I was introduced to Larry Schultz of It’s Yoga in 2001 and after practicing with him, began teaching his variety of “Rocket Yoga” in his Vancouver studio.  Larry flew me down to his San Francisco studio where I slept in a loft above the open-air studio, practiced on my own in the morning, studied his teaching style and took his 200 hour training.  Larry took the traditional Astanga Vinyasa Yoga sequences and created his own dynamic flows from them.  I came back to Vancouver more prepared to teach this demanding practice and less concerned with teaching a traditional style.

I moved to a seaside town called White Rock in 2002, cleared out my living room and began teaching from home.  The students there were older than my Vancouver students and deeply uninterested in attempting the acrobatic jump-throughs and arm balances of the yoga I’d been teaching.  I had to change what I was teaching in order to serve them.

In the fall of 2003 I was introduced to postural biomechanics by Anusara Yoga teacher Elissa Gumushel, who was kind enough to teach me regularly at her home.  By this time I had acquired a deep set of habits in the body through my Astanga Yoga practice, and also many small injuries and misalignments.   I realized that though I had developed some strength, discipline and flexibility, I had a superficial relationship with the poses I was doing.  I knew the basic forms, but had not spent enough time in each pose in any one practice to really understand how to use the pose to get into the body.  I had been using the body to get into the pose.  My practice began to change.  I also began to question the value of fiercely traditional approaches not only to the physical practice, but also to the more subtle practice of breath, meditation, and philosophy.

In early 2007 I was invited to Shanghai to lead my first 200 hour yoga teacher training.
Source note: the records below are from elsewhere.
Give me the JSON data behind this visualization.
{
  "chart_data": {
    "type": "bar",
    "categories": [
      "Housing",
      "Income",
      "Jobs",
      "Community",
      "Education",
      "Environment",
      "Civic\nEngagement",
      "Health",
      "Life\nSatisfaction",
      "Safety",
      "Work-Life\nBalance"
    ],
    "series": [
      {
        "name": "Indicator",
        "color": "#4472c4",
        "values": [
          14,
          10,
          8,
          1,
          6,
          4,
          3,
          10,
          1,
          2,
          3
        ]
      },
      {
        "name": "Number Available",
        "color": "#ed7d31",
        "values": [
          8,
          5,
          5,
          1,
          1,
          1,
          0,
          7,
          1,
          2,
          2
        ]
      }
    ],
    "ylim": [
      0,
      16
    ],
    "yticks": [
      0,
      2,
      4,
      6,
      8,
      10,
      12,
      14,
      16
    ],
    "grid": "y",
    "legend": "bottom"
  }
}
After working from many different books and resources to prepare each day of training in a way that made sense, I promised the students I would write down what I had taught them in a comprehensive way when I got back to Canada.  “Teaching Hatha Yoga” was the course manual that evolved from that work.

After leading six to eight 200 and 500 hour trainings per year from 2008 – 2013 in Canada and graduating over 500 teachers, I began to ask some hard questions about what I was doing.  Many of the students attending my trainings had little experience with yoga practice.  Even the students who had been practicing for years at yoga studios had not developed the home practice essential to effective teaching.  Yoga had been offered to them as something that happens in a group, facilitated by and instructor who often had only taken a training course themselves and had not developed a home practice.  Like a facsimile of a facsimile, the practice seemed to be degrading.  There also seemed to be a desire for quick results rather than dedication to study.  The ease of graduating from a 200 hour course was made worse by the new Yoga Alliance mandate that any student attending the hours of a course could register with them as a yoga teacher – whether or not they had illustrated any skill as a teacher.
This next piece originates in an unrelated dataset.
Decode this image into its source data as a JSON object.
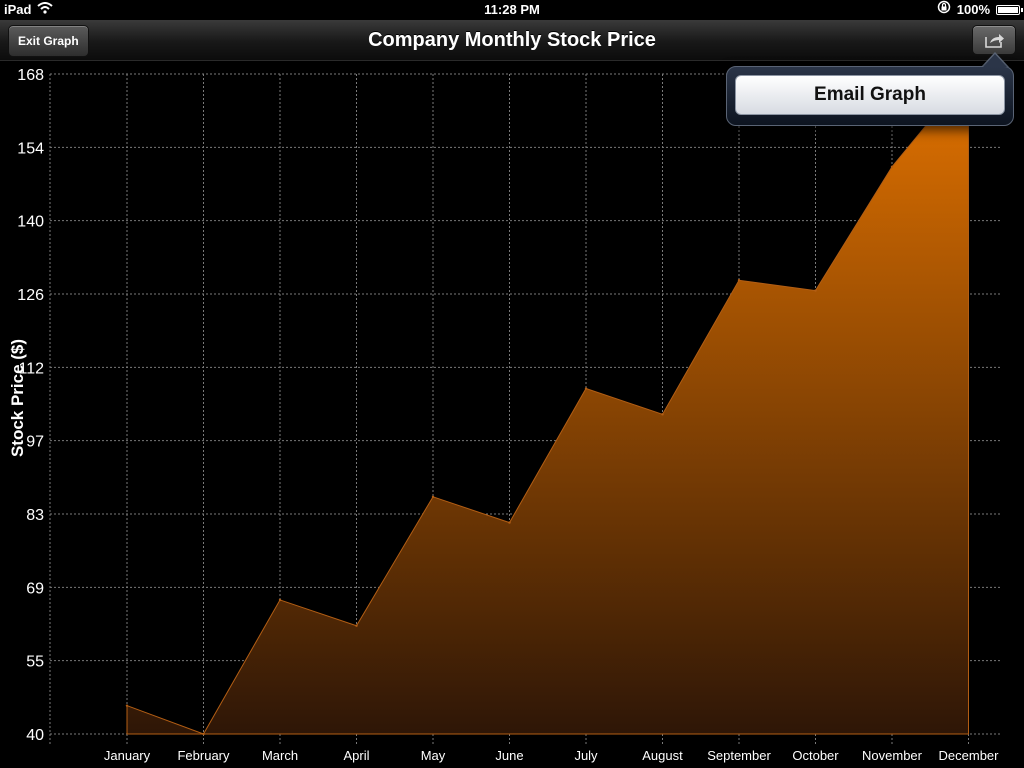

I created objective certification standards for Open Source 200 hour training in 2014.  In order to graduate from Open Source training, the student must demonstrate competency in teaching a 45 minute fundamentals postural sequence.

My work now is to train effective hatha yoga teachers and to explore the more subtle aspects of the healing power of yoga through writing and workshops.  Like almost everyone I’ve met who does yoga, I want to share what it has done for me with others.   To that end I offer 200 and 300 hour trainings and workshops at my home studio on the gulf island of Texada, British Columbia.  I also travel regularly to Japan to teach workshops and try to absorb what remains of the grace of Zen and Taoist influence in the rural villages there.